In simple terms, fear and greed affect investors' decision by impeding their ability to think rationally. A good investor tries to detach emotions from decision making but it is easier said than done.
Imagine you are out drinking one night with your buddies but you promise your wife to be back by 10pm. At 9:55pm, your decision will probably be governed by these two emotions.
- Fear: You fly home, bcos if you don't, you will have an unhappy wife and therefore an unhappy life for a couple of weeks.
- Greed: You stay until midnight, and hope that your wife is asleep, next morning you wake up early and fix breakfast for her, so that you can partially unwind the unhappiness of the wife and hope that that your happy-wife-and-happy-life scenario can play out sooner.
Now let's try to see how they actually work to deter investors from making good investment decisions.
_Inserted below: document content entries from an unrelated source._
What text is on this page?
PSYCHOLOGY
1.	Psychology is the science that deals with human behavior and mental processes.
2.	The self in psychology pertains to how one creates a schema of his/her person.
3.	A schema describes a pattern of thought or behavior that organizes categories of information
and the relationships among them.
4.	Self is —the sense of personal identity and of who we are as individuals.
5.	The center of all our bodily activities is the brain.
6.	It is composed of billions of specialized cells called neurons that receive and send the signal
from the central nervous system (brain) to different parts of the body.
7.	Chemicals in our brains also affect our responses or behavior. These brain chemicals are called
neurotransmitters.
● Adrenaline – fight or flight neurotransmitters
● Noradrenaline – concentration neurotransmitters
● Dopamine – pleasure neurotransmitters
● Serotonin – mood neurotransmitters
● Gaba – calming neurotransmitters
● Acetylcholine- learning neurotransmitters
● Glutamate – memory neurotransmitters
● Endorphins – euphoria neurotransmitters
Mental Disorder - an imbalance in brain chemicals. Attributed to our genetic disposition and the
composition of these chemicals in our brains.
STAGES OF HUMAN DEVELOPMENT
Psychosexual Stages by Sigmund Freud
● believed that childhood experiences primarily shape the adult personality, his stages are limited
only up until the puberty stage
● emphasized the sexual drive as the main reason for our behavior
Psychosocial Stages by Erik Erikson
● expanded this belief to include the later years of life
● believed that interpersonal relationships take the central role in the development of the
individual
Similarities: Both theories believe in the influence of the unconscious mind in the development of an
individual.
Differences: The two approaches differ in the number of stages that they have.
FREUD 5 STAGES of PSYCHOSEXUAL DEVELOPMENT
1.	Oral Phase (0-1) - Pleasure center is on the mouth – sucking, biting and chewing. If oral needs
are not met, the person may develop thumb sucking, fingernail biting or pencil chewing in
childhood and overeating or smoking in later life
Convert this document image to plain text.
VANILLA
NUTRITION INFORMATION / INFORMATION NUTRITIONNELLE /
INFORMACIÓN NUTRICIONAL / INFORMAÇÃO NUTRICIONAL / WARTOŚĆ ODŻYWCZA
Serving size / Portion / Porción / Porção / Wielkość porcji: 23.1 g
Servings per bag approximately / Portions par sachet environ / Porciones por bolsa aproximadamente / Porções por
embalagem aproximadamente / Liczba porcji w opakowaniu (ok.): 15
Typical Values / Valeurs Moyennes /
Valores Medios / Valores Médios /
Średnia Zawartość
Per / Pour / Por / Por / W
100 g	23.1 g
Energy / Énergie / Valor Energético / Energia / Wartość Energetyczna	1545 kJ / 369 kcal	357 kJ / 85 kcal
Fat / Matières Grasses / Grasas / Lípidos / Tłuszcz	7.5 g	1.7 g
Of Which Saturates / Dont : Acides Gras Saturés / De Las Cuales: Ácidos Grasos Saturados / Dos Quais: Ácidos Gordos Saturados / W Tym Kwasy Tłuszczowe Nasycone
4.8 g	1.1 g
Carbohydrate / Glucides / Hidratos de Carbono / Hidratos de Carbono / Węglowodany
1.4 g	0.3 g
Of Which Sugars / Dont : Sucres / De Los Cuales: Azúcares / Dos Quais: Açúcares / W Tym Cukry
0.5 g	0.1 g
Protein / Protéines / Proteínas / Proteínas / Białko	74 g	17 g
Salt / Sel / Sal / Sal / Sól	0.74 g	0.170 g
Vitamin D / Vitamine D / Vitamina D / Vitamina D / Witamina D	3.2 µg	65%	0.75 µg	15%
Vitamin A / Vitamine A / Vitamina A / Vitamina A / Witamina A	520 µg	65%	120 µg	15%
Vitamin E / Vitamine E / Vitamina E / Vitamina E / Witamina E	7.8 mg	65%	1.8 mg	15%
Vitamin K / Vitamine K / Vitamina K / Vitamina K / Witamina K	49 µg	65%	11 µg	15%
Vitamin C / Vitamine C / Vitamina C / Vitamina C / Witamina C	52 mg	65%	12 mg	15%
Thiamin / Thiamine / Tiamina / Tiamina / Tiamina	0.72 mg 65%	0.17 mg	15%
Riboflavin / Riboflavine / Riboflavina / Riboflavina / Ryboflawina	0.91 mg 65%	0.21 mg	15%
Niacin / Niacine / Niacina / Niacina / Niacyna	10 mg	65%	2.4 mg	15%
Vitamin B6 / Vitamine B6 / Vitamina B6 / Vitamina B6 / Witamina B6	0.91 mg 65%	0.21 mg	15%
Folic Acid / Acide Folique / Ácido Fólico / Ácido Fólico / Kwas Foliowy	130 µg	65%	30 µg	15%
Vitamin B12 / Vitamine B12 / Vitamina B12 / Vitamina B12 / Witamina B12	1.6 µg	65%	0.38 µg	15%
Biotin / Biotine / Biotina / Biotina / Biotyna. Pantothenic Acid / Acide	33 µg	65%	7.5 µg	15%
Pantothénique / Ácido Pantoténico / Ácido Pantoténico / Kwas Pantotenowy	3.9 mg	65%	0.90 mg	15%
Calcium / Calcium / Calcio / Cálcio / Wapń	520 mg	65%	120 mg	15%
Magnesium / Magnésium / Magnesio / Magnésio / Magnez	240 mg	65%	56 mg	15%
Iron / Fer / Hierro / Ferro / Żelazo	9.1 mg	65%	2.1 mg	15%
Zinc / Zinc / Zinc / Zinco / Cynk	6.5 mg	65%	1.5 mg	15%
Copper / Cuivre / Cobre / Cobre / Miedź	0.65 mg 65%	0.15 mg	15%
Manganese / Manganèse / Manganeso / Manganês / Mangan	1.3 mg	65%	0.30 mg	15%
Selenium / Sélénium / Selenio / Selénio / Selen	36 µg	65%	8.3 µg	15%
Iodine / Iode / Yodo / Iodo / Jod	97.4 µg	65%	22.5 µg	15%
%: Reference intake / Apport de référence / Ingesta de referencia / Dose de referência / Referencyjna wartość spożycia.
Fear: An investor has done his groundwork / due diligence, he is convinced that the stock has sound fundamentals and is relatively cheap. However, the market is in a bearish mode, he fears further downside and decides not to buy, but to wait-and-see. The market rebounds and he lost the good opportunity to buy.
Greed: The stock has done very well and all the good news has been factored in, but the investor thinks that there might be a new investment thesis for the company, e.g. they can continue to grow via M&A. On valuations, the stock is no longer cheap, unless you become super creative in calculating its future intrinsic value. Obviously, greed has taken over the investor, he fails to see that the stock is already very expensive and refuses to sell. The stock tanked after a few weeks.
Of course, fear and greed also helps in the opposite scenarios. For e.g. in the first case, the bear market might continue for 2-3 years, and by waiting, the investor could have bought the stock at an even lower price.
I guess the moral of the story is to be mindful of these emotions, understand that they will affect your decision making and try to implement ways of going around them in your investment process.
One tried and tested method would be looking at valuations, and use valuations to determine your trades i.e. only buy stocks that are cheap, in fact very much cheaper than its intrinsic value.